I recently went to a youth ministry event at a local, well-known Christian college. I arrived at the event on-time only to remember too late that youth workers seldom arrive on-time to anything. The school's greeters directed me to the event space and a meager array of bagels and vanilla yogurt.
I went through the line slowly. As an introvert, I was panicking about what I'd do once I finished the food line. Upon grabbing my food, I noticed all the school's greeters talking amongst themselves.
So I boldly walked up to a group of youth workers, introduced myself, and asked if I could join them. We small-talked for a few minutes. I found out everyone in the group was from the same church, which I was familiar with. So I asked about some mutual acquaintances and got one word answers in response. I then asked about the group's ministry. Still nothing. Meanwhile, I noticed their eyes scanning the room. Before long, another youth worker walked up and gave them a big hug. As they talked animatedly with her, their circle began to close in on itself. Soon, I was literally left on the outside looking in.
So I made my way over to another group. The same story unfolded for the next 45-minutes.
Had I had the option to engage with female youth workers, I would have. But the event was largely dominated by males. I looked around and saw no one like me.

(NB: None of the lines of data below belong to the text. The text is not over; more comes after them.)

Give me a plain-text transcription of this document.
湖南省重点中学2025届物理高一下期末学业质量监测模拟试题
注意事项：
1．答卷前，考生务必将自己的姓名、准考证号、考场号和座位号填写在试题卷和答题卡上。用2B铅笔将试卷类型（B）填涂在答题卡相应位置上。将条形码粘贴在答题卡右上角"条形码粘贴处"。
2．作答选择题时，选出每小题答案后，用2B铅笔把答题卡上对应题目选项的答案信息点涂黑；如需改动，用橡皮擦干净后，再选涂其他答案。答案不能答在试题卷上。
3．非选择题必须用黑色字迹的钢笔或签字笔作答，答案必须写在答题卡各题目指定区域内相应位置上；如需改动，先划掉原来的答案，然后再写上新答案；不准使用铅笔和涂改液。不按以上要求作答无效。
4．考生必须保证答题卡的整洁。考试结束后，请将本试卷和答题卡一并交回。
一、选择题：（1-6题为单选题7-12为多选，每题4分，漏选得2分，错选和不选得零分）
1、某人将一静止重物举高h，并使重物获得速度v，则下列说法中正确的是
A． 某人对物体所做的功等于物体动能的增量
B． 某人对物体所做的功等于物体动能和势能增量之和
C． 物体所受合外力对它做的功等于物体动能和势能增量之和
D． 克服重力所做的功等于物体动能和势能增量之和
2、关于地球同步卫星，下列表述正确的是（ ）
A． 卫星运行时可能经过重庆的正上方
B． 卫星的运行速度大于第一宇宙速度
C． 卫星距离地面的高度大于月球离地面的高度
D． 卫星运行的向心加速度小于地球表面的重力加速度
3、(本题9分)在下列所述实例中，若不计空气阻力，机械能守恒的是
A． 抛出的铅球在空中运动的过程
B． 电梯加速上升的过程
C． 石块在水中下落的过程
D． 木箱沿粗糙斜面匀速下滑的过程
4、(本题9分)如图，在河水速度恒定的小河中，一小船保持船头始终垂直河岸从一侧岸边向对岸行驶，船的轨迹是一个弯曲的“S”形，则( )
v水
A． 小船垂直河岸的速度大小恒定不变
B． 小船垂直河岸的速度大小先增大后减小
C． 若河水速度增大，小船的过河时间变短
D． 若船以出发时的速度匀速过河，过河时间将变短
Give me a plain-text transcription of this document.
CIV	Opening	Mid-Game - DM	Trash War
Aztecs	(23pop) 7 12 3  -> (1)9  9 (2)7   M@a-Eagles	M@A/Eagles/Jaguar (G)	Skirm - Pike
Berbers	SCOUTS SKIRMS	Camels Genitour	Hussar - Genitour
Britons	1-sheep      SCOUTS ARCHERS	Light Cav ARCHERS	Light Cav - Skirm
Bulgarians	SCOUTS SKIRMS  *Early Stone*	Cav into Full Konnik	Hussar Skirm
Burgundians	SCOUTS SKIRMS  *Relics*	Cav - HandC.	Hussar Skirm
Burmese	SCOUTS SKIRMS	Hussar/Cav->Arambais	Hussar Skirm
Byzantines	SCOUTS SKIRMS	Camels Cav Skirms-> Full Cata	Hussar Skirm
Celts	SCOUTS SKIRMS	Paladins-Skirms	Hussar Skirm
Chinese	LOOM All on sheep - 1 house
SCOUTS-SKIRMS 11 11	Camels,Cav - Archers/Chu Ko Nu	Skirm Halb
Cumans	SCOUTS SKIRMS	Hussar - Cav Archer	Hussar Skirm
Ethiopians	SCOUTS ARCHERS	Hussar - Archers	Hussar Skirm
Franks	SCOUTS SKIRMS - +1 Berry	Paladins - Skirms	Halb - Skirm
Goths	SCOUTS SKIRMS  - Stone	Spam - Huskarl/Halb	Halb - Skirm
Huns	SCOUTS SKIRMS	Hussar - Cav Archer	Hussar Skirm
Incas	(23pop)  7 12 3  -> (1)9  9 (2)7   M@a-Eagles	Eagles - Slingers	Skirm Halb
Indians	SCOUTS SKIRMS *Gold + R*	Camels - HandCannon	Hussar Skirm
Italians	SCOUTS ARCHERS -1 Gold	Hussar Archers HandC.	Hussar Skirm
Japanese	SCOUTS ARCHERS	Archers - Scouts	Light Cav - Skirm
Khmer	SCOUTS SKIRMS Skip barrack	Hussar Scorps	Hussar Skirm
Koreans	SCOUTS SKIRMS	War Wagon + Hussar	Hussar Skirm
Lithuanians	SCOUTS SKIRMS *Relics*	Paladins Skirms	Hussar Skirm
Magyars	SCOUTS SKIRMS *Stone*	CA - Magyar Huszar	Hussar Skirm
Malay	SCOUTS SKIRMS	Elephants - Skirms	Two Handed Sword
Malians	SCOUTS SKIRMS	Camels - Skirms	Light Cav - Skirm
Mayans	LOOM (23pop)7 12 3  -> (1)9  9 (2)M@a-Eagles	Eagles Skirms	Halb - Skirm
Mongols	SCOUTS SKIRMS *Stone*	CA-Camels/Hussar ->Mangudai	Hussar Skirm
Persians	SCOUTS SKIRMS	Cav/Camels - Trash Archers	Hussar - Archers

As I've continued to reflect on this moment since, I've become aware of how much it resembles many of our youth ministries. From the outside, they look great. There's food, trained greeters, good programming, and even better speakers. And yet, as my experience shows, sometimes that's not enough. Truly welcoming people requires more than that.
Knowing that, here are seven ways you can help people feel welcome in your ministry:
1. Eliminate too much unstructured time. Free time is AGONY for introverts... And newcomers who don't yet know anyone... And teens on the margins of your ministry. So get to your program quickly. Doing something helps everyone feel welcome. If you want to have free time, put a short amount at the end of your event. Then people can connect over the experience they've just shared.